Komunikator dalam proses komunikasi massa selain merupakan sumber pesan, mereka juga berperan sebagai gate keeper (Nurudin, 2003). Yaitu berperan untuk menambah, mengurangi, menyederhanakan, mengemas agar semua informasi yang disebarkan lebih mudah dipahami oleh audience-nya. Bitner (dalam Tubbs, 1996) menyatakan bahwa pelaksanaan peran gate keeper dipengaruhi oleh: ekonomi; pembatasan legal; batas waktu; etika pribadi dan profesionalitas; kompetisi diantara media; dan nilai berita.

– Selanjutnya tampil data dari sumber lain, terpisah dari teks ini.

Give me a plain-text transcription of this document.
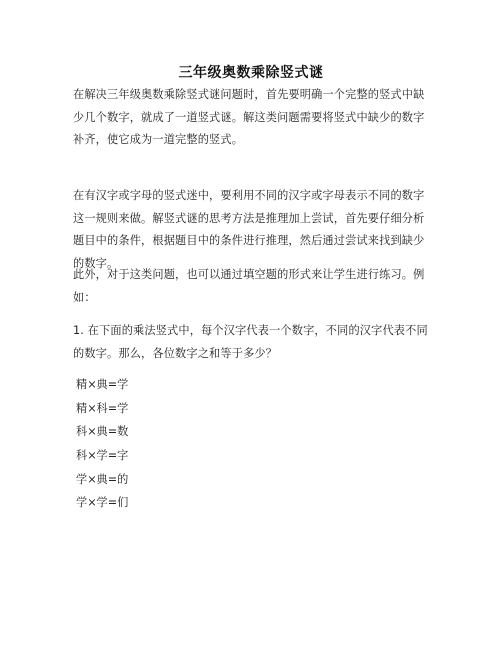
三年级奥数乘除竖式谜
在解决三年级奥数乘除竖式谜问题时，首先要明确一个完整的竖式中缺少几个数字，就成了一道竖式谜。解这类问题需要将竖式中缺少的数字补齐，使它成为一道完整的竖式。
在有汉字或字母的竖式迷中，要利用不同的汉字或字母表示不同的数字这一规则来做。解竖式谜的思考方法是推理加上尝试，首先要仔细分析题目中的条件，根据题目中的条件进行推理，然后通过尝试来找到缺少的数字。
此外，对于这类问题，也可以通过填空题的形式来让学生进行练习。例如：
1. 在下面的乘法竖式中，每个汉字代表一个数字，不同的汉字代表不同的数字。那么，各位数字之和等于多少？
精×典=学
精×科=学
科×典=数
科×学=字
学×典=的
学×学=们
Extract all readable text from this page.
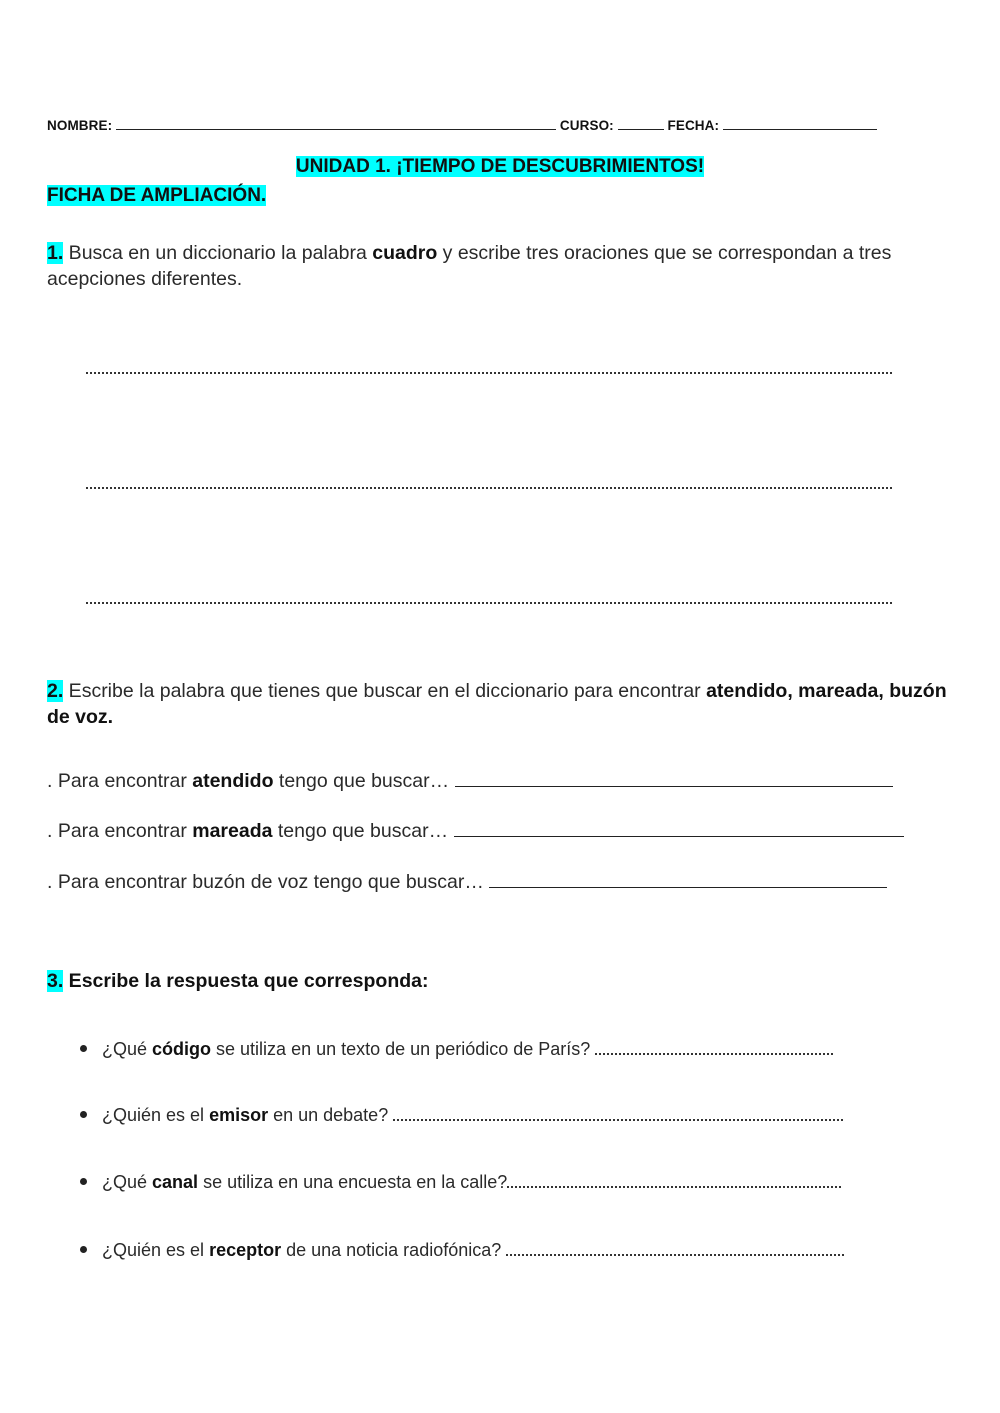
NOMBRE:	CURSO:	FECHA:
UNIDAD 1. ¡TIEMPO DE DESCUBRIMIENTOS!
FICHA DE AMPLIACIÓN.
1. Busca en un diccionario la palabra cuadro y escribe tres oraciones que se correspondan a tres acepciones diferentes.
2. Escribe la palabra que tienes que buscar en el diccionario para encontrar atendido, mareada, buzón de voz.
. Para encontrar atendido tengo que buscar…
. Para encontrar mareada tengo que buscar…
. Para encontrar buzón de voz tengo que buscar…
3. Escribe la respuesta que corresponda:
¿Qué código se utiliza en un texto de un periódico de París?
¿Quién es el emisor en un debate?
¿Qué canal se utiliza en una encuesta en la calle?
¿Quién es el receptor de una noticia radiofónica?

2. Komponen says what (apa yang dikatakan/pesan/komunike).
Pesan-pesan komunikasi massa dapat diproduksi dalam jumlah yang besar sesuai space (halaman atau waktu/durasi) yang tersedia, dan dapat menjangkau audience yang sangat banyak. Pesan-pesan itu berupa berita, pendapat, lagu, iklan, TTS, kuis, dsb.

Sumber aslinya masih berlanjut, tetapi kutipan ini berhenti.